2012年11月03日 | Weblog

●11月2日(金)13−00 神谷町<ソニー・ピクチャーズ試写室>
M−131『007/スカイフォール』Skyfall (2012) albert k. broccoli eon production / MGM / sony pictures
監督/サム・メンデス 主演/ダニエル・クレイグ <143分> ★★★☆☆☆
何とジェームズ・ボンド映画、生誕50周年。これがシリーズ23作品目という。
はじめて、渋谷のパンテオンで「007殺しの番号」を見てから、嗚呼、もう50年。
いまの渋谷ヒカリエのビルを横目に見ながら、この新作を語るのは複雑だ。
というよりも、これが映画という娯楽興行システムの歴史そのものの変貌なのだ。と、感じた。
あの何やらゲテもの的なスーパー・コミック諜報部員が、いまや超アスリートな特殊工作エージェント。
しかも今回は、巨悪なテロリスト・グループでも、美人スパイや危険暴走国家が相手でもない。
何と、元イギリス諜報部員による、英国秘密情報部の本部組織破壊を狙った陰謀で、ボンドは最悪の危機となるのだ。

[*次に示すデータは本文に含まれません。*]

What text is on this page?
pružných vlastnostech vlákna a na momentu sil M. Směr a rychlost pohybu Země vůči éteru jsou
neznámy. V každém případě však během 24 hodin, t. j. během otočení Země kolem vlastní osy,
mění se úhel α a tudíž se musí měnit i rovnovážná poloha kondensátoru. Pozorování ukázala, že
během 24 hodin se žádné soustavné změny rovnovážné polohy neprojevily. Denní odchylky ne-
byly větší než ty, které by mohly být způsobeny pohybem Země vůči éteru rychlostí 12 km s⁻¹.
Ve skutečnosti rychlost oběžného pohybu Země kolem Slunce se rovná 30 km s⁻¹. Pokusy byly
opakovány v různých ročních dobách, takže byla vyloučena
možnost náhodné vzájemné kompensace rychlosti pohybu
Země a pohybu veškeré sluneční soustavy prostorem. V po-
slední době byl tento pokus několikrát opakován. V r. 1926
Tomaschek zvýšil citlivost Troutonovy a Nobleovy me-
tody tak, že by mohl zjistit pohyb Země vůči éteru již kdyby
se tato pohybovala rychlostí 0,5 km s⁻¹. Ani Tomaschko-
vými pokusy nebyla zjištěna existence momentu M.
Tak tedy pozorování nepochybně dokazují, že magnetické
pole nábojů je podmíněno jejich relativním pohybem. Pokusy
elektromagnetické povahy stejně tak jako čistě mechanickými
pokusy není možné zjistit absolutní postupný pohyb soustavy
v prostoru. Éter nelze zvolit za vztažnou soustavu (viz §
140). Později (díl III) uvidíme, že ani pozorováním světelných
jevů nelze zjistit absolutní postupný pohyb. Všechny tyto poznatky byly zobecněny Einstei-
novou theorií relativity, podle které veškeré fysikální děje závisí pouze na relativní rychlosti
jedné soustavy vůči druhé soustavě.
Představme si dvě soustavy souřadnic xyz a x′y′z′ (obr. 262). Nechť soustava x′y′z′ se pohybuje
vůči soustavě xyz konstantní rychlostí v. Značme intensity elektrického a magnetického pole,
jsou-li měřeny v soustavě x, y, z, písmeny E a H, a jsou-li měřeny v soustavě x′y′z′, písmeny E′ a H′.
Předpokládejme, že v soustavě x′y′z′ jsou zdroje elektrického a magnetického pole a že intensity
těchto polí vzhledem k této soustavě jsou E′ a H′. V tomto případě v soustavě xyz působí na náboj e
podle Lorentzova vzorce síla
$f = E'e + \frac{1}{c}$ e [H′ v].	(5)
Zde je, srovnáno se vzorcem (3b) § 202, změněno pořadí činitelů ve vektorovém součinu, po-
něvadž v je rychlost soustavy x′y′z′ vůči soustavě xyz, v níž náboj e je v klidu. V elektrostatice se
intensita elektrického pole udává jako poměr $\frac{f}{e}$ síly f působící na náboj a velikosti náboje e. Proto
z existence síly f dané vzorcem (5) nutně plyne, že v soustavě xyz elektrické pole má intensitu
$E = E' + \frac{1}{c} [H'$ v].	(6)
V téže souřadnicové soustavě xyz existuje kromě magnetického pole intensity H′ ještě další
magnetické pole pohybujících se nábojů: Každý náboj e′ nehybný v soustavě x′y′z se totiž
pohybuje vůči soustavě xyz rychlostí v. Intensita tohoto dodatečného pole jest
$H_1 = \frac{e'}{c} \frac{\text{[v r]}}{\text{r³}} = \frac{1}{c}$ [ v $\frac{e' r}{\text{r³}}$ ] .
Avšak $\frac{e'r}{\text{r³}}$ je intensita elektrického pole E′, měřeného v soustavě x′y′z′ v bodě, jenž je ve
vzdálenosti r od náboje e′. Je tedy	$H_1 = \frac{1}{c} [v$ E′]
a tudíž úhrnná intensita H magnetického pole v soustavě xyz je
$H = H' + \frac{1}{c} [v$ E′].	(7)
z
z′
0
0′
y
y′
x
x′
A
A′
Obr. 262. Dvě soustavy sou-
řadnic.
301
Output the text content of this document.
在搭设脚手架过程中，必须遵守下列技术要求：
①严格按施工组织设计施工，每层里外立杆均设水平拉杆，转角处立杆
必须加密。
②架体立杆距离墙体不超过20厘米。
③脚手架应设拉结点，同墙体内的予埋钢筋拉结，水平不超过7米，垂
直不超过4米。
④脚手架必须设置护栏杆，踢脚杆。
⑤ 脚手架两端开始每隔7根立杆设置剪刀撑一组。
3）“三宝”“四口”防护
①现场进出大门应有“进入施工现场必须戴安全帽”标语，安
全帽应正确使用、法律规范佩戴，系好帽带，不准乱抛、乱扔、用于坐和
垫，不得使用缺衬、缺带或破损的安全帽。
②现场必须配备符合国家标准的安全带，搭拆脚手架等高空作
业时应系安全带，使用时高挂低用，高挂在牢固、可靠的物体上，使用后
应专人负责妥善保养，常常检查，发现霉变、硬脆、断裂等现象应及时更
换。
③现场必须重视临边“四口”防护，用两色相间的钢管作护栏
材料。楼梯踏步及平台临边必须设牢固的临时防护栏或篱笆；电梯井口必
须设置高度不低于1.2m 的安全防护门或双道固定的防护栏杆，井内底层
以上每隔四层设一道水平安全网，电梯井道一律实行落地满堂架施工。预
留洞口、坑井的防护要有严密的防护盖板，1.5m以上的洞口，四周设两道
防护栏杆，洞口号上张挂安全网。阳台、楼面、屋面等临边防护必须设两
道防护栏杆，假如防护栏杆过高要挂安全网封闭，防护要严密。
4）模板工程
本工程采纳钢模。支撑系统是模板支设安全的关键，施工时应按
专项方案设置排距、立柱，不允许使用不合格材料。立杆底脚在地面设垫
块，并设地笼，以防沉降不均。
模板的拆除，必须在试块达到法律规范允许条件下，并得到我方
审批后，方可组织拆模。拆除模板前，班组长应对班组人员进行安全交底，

まさか、こんな大それたシナリオを御大のイアン・フレミングが書く筈もないが、CIAの一連の内部抗争とテーマは似ている。
試写の際に、ソニー社の方から、この内容の詳細は、まだ伏せておいてください、という指示があった。
だから、この「スカイフォール」事件の詳細は書けない。
監督は99年の名作「アメリカン・ビューティ」でオスカーを受賞しているベテラン。
ボンド役のダニエルとは「ロード・トゥ・パーディション」でジョイントしていたので、さすがに手慣れた演出はシャープだ。
強敵の裏切りの元エージェントは「ノーカントリー」でオスカー受賞の、あの不気味なハビエル・バルデム。
これで、この映画面白くない筈がない。
しかも、ボンド生誕の地「スカイフォール」でのフランチャイズ対決。古城と地の利を活かした壮絶な対決となる。
アカデミー受賞の3人がタグを組んだ入魂の新作は、色事は抜きにした死闘の連続。
これが映画(モーション・ピクチャー)のエンターテイメントとしての醍醐味である。
それにしても、ダニエルは、「ブリット」時代のスティーブ・マックイーンにそっくりになってきた。
撮影はコーエン映画の名手ロジャー・ディーキンス。映像の美しさも、過去最高。文句なし。


■ラインドライブの左中間ライナーがフェンス上部を直撃。俊足のスリーベース。